Il giorno dopo, 19 aprile Halsey apre la consueta riunione mattutina dello Stato Maggiore con la notizia che l’artefice dell’attacco a Pearl Harbour era stato eliminato. La notizia viene accolta con grida di giubilo e pugni sbattuti sul tavolo.
Nel frattempo, quella mattina stessa, verso le 10.30 i giapponesi hanno già avviato le ricerche per rintracciare i resti dell’aereo di Yamamoto, dopo alcune ricognizioni aeree lo avvistano nella giungla e le squadre di ricerca facendosi letteralmente largo a colpi di machete recuperano il corpo ancora legato al seggiolino del grande Ammiraglio giapponese.
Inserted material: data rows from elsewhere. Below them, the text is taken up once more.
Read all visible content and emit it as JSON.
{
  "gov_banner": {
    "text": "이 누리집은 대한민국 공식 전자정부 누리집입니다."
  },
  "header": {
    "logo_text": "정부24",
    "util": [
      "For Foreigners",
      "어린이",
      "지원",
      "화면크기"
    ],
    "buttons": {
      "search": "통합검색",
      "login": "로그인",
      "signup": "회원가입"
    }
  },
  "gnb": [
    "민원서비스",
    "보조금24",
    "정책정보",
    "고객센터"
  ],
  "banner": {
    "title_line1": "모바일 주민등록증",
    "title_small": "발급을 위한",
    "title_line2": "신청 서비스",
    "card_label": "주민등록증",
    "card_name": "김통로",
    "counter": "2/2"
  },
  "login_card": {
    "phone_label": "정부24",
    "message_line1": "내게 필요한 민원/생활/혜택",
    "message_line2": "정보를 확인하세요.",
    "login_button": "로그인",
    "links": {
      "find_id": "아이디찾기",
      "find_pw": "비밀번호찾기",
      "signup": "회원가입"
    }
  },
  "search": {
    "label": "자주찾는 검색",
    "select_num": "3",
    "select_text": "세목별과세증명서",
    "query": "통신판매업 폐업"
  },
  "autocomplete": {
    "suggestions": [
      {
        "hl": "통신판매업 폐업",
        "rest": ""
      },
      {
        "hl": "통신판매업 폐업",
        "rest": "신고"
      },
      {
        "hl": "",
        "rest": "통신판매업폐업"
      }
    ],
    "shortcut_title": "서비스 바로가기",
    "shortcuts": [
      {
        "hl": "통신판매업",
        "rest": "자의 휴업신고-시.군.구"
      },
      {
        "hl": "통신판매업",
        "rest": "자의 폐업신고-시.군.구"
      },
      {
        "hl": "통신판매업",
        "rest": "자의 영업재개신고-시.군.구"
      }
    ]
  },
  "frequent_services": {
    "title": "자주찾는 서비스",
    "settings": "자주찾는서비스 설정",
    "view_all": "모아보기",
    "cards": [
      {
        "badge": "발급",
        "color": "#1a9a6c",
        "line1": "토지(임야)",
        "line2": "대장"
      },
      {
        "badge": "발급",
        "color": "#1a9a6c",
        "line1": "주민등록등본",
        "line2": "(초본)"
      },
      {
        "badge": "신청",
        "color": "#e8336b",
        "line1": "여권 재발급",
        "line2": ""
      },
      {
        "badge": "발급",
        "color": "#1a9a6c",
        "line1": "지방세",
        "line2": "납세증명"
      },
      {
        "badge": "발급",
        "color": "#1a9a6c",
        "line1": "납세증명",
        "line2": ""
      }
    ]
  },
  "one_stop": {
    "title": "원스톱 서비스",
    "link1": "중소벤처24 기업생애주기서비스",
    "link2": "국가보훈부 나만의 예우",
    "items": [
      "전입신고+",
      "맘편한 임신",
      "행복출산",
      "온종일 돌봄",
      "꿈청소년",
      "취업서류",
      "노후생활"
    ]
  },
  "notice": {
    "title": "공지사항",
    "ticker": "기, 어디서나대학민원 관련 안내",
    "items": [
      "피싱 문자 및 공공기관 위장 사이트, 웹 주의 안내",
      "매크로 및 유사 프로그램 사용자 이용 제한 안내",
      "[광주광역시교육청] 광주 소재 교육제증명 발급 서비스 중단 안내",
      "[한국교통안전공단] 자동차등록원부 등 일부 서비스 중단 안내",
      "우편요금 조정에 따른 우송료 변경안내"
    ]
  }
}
I suoi resti vengono cremati, le ceneri messe in un’urna ed in segreto una corazzata li trasporterà a Tokyo. Nessuno ha ancora informato l’opinione pubblica della morte del Comandante in Capo delle forze aereo-navali nipponiche.
Il 21 aprile viene nominato il successore di Yamamoto si tratta di Mineiki Koga, mentre i giapponesi saranno informati della morte del Comandante in Capo, da un commosso speaker, in una trasmissione radio soltanto il 21 maggio.
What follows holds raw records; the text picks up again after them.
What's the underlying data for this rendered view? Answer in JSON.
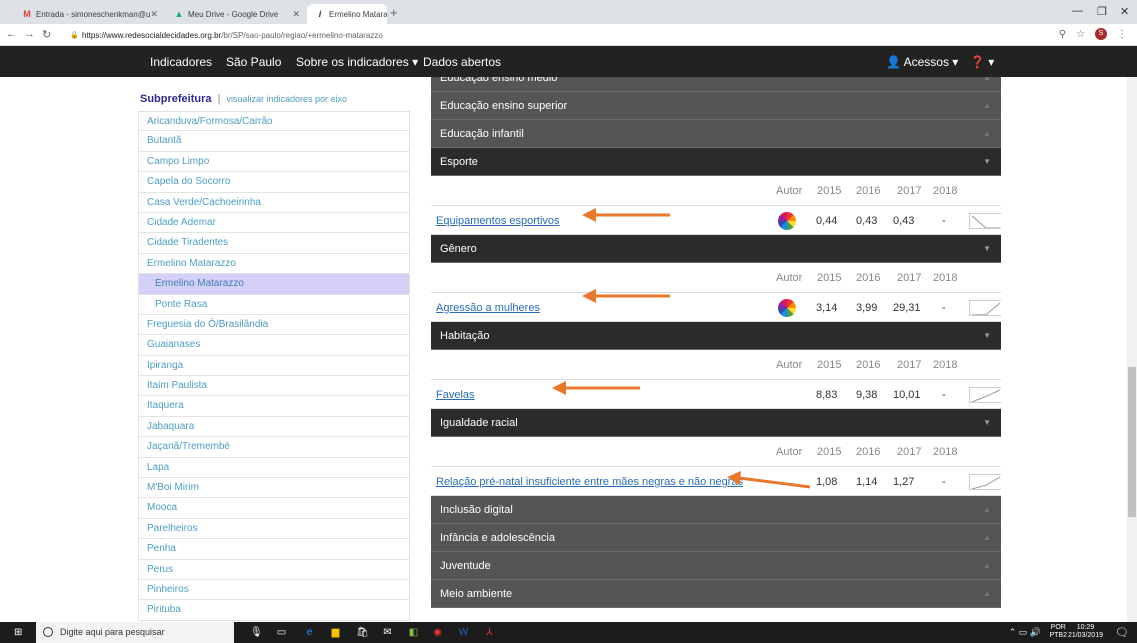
{
  "browser": {
    "tabs": [
      {
        "title": "Entrada - simoneschenkman@u",
        "icon": "gmail-icon"
      },
      {
        "title": "Meu Drive - Google Drive",
        "icon": "drive-icon"
      },
      {
        "title": "Ermelino Matarazzo - São Paulo",
        "icon": "site-icon"
      }
    ],
    "url_domain": "https://www.redesocialdecidades.org.br",
    "url_path": "/br/SP/sao-paulo/regiao/+ermelino-matarazzo",
    "profile_initial": "S"
  },
  "nav": {
    "indicadores": "Indicadores",
    "sao_paulo": "São Paulo",
    "sobre": "Sobre os indicadores ▾",
    "dados": "Dados abertos",
    "acessos": "Acessos ▾",
    "help": "▾"
  },
  "sidebar": {
    "title": "Subprefeitura",
    "separator": "|",
    "link": "visualizar indicadores por eixo",
    "items": [
      {
        "label": "Aricanduva/Formosa/Carrão",
        "level": 0,
        "selected": false
      },
      {
        "label": "Butantã",
        "level": 0,
        "selected": false
      },
      {
        "label": "Campo Limpo",
        "level": 0,
        "selected": false
      },
      {
        "label": "Capela do Socorro",
        "level": 0,
        "selected": false
      },
      {
        "label": "Casa Verde/Cachoeirinha",
        "level": 0,
        "selected": false
      },
      {
        "label": "Cidade Ademar",
        "level": 0,
        "selected": false
      },
      {
        "label": "Cidade Tiradentes",
        "level": 0,
        "selected": false
      },
      {
        "label": "Ermelino Matarazzo",
        "level": 0,
        "selected": false
      },
      {
        "label": "Ermelino Matarazzo",
        "level": 1,
        "selected": true
      },
      {
        "label": "Ponte Rasa",
        "level": 1,
        "selected": false
      },
      {
        "label": "Freguesia do Ó/Brasilândia",
        "level": 0,
        "selected": false
      },
      {
        "label": "Guaianases",
        "level": 0,
        "selected": false
      },
      {
        "label": "Ipiranga",
        "level": 0,
        "selected": false
      },
      {
        "label": "Itaim Paulista",
        "level": 0,
        "selected": false
      },
      {
        "label": "Itaquera",
        "level": 0,
        "selected": false
      },
      {
        "label": "Jabaquara",
        "level": 0,
        "selected": false
      },
      {
        "label": "Jaçanã/Tremembé",
        "level": 0,
        "selected": false
      },
      {
        "label": "Lapa",
        "level": 0,
        "selected": false
      },
      {
        "label": "M'Boi Mirim",
        "level": 0,
        "selected": false
      },
      {
        "label": "Mooca",
        "level": 0,
        "selected": false
      },
      {
        "label": "Parelheiros",
        "level": 0,
        "selected": false
      },
      {
        "label": "Penha",
        "level": 0,
        "selected": false
      },
      {
        "label": "Perus",
        "level": 0,
        "selected": false
      },
      {
        "label": "Pinheiros",
        "level": 0,
        "selected": false
      },
      {
        "label": "Pirituba",
        "level": 0,
        "selected": false
      }
    ]
  },
  "table_header": {
    "autor": "Autor",
    "y2015": "2015",
    "y2016": "2016",
    "y2017": "2017",
    "y2018": "2018"
  },
  "categories": [
    {
      "label": "Educação ensino médio",
      "open": false
    },
    {
      "label": "Educação ensino superior",
      "open": false
    },
    {
      "label": "Educação infantil",
      "open": false
    },
    {
      "label": "Esporte",
      "open": true,
      "indicator": {
        "name": "Equipamentos esportivos",
        "has_autor": true,
        "v2015": "0,44",
        "v2016": "0,43",
        "v2017": "0,43",
        "v2018": "-"
      }
    },
    {
      "label": "Gênero",
      "open": true,
      "indicator": {
        "name": "Agressão a mulheres",
        "has_autor": true,
        "v2015": "3,14",
        "v2016": "3,99",
        "v2017": "29,31",
        "v2018": "-"
      }
    },
    {
      "label": "Habitação",
      "open": true,
      "indicator": {
        "name": "Favelas",
        "has_autor": false,
        "v2015": "8,83",
        "v2016": "9,38",
        "v2017": "10,01",
        "v2018": "-"
      }
    },
    {
      "label": "Igualdade racial",
      "open": true,
      "indicator": {
        "name": "Relação pré-natal insuficiente entre mães negras e não negras",
        "has_autor": false,
        "v2015": "1,08",
        "v2016": "1,14",
        "v2017": "1,27",
        "v2018": "-"
      }
    },
    {
      "label": "Inclusão digital",
      "open": false
    },
    {
      "label": "Infância e adolescência",
      "open": false
    },
    {
      "label": "Juventude",
      "open": false
    },
    {
      "label": "Meio ambiente",
      "open": false
    }
  ],
  "taskbar": {
    "search_placeholder": "Digite aqui para pesquisar",
    "lang": "POR",
    "lang2": "PTB2",
    "time": "10:29",
    "date": "21/03/2019"
  },
  "colors": {
    "arrow": "#e8782e",
    "link": "#4d9ec2",
    "nav_bg": "#222222",
    "cat_bg": "#555555",
    "cat_open_bg": "#2b2b2b"
  }
}
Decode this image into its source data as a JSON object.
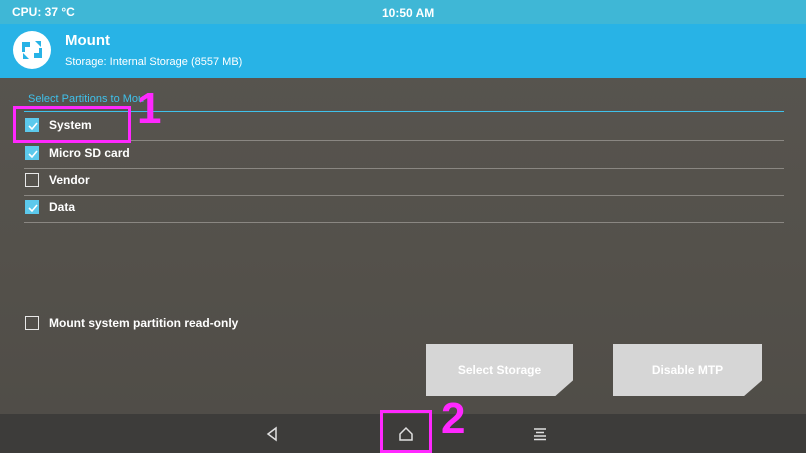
{
  "status": {
    "cpu": "CPU: 37 °C",
    "time": "10:50 AM"
  },
  "header": {
    "title": "Mount",
    "subtitle": "Storage: Internal Storage (8557 MB)",
    "logo_icon": "twrp-logo-icon"
  },
  "section": {
    "title": "Select Partitions to Mou"
  },
  "partitions": [
    {
      "label": "System",
      "checked": true
    },
    {
      "label": "Micro SD card",
      "checked": true
    },
    {
      "label": "Vendor",
      "checked": false
    },
    {
      "label": "Data",
      "checked": true
    }
  ],
  "readonly_option": {
    "label": "Mount system partition read-only",
    "checked": false
  },
  "buttons": {
    "select_storage": "Select Storage",
    "disable_mtp": "Disable MTP"
  },
  "nav": {
    "back_icon": "back-triangle-icon",
    "home_icon": "home-icon",
    "menu_icon": "menu-lines-icon"
  },
  "annotations": {
    "label1": "1",
    "label2": "2"
  },
  "colors": {
    "header": "#28b3e6",
    "accent": "#3fc1ea",
    "annotation": "#ff28ff",
    "background": "#57544f",
    "button": "#d6d6d6"
  }
}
I funerali di Stato si svolsero il 5 giugno a Tokyo con la partecipazione di una folla commossa e in lacrime di oltre un milione di persone.
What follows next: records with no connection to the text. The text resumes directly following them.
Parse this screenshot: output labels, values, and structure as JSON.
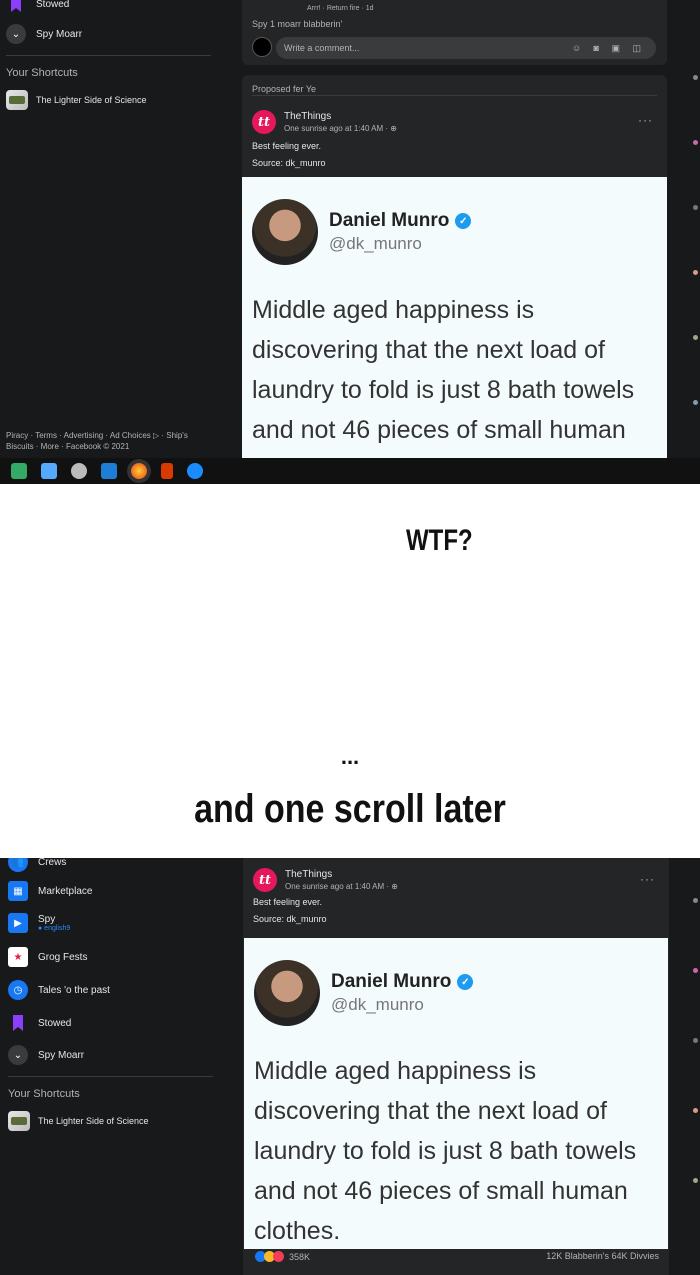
{
  "top": {
    "sidebar": {
      "stowed_label": "Stowed",
      "spy_moarr_label": "Spy Moarr",
      "shortcuts_heading": "Your Shortcuts",
      "shortcut_label": "The Lighter Side of Science",
      "footer": "Piracy · Terms · Advertising · Ad Choices ▷ · Ship's Biscuits · More · Facebook © 2021"
    },
    "prev_post": {
      "actions": "Arrr! · Return fire · 1d",
      "spy_more": "Spy 1 moarr blabberin'",
      "comment_placeholder": "Write a comment..."
    },
    "post": {
      "proposed": "Proposed fer Ye",
      "author": "TheThings",
      "meta": "One sunrise ago at 1:40 AM · ⊕",
      "text1": "Best feeling ever.",
      "text2": "Source: dk_munro",
      "more": "···"
    }
  },
  "tweet": {
    "name": "Daniel Munro",
    "handle": "@dk_munro",
    "lines": [
      "Middle aged happiness is",
      "discovering that the next load of",
      "laundry to fold is just 8 bath towels",
      "and not 46 pieces of small human",
      "clothes."
    ]
  },
  "meme": {
    "wtf": "WTF?",
    "ellipsis": "...",
    "caption": "and one scroll later"
  },
  "bottom": {
    "sidebar": {
      "crews_label": "Crews",
      "marketplace_label": "Marketplace",
      "spy_label": "Spy",
      "spy_sub": "● english9",
      "grog_label": "Grog Fests",
      "tales_label": "Tales 'o the past",
      "stowed_label": "Stowed",
      "spy_moarr_label": "Spy Moarr",
      "shortcuts_heading": "Your Shortcuts",
      "shortcut_label": "The Lighter Side of Science"
    },
    "post": {
      "author": "TheThings",
      "meta": "One sunrise ago at 1:40 AM · ⊕",
      "text1": "Best feeling ever.",
      "text2": "Source: dk_munro",
      "more": "···",
      "reactions_count": "358K",
      "stats": "12K Blabberin's  64K Divvies"
    }
  },
  "colors": {
    "bg_dark": "#18191a",
    "card": "#242526",
    "brand_pink": "#e5185c",
    "verified_blue": "#1d9bf0"
  }
}
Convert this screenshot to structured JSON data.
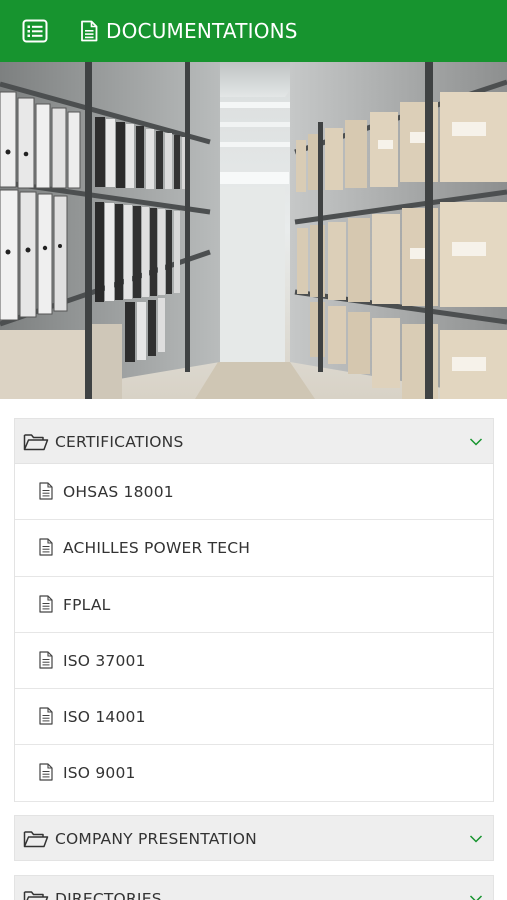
{
  "topbar": {
    "title": "DOCUMENTATIONS",
    "menu_icon": "list-icon",
    "title_icon": "document-icon",
    "color": "#17942f"
  },
  "hero": {
    "description_icon": "archive-shelves-photo"
  },
  "sections": [
    {
      "label": "CERTIFICATIONS",
      "expanded": true,
      "items": [
        {
          "label": "OHSAS 18001"
        },
        {
          "label": "ACHILLES POWER TECH"
        },
        {
          "label": "FPLAL"
        },
        {
          "label": "ISO 37001"
        },
        {
          "label": "ISO 14001"
        },
        {
          "label": "ISO 9001"
        }
      ]
    },
    {
      "label": "COMPANY PRESENTATION",
      "expanded": false,
      "items": []
    },
    {
      "label": "DIRECTORIES",
      "expanded": false,
      "items": []
    }
  ],
  "colors": {
    "accent": "#17942f",
    "header_bg": "#eeeeee",
    "text": "#333333"
  }
}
Il primo incontro della stampa con Koga si rivelerà disastroso, il nuovo comandante in capo, farà trapelare un profondo pessimismo sull’esito della guerra tanto che la censura militare dovette intervenire per esigere una versione più addomesticata ed accettabile delle sue dichiarazioni.

Dall’altro lato dell’Oceano, Washington si limitò ad informare che aveva appreso dalle comunicazioni radio giapponesi della morte di Yamamoto. Nessuno aveva infranto il segreto e rivelato che la causa della scomparsa di un cosi temibile avversario era dovuta ad una spettacolare azione militare.

I tempi per rivendicare un assassinio sia pure in tempo di  guerra non erano ancora maturi.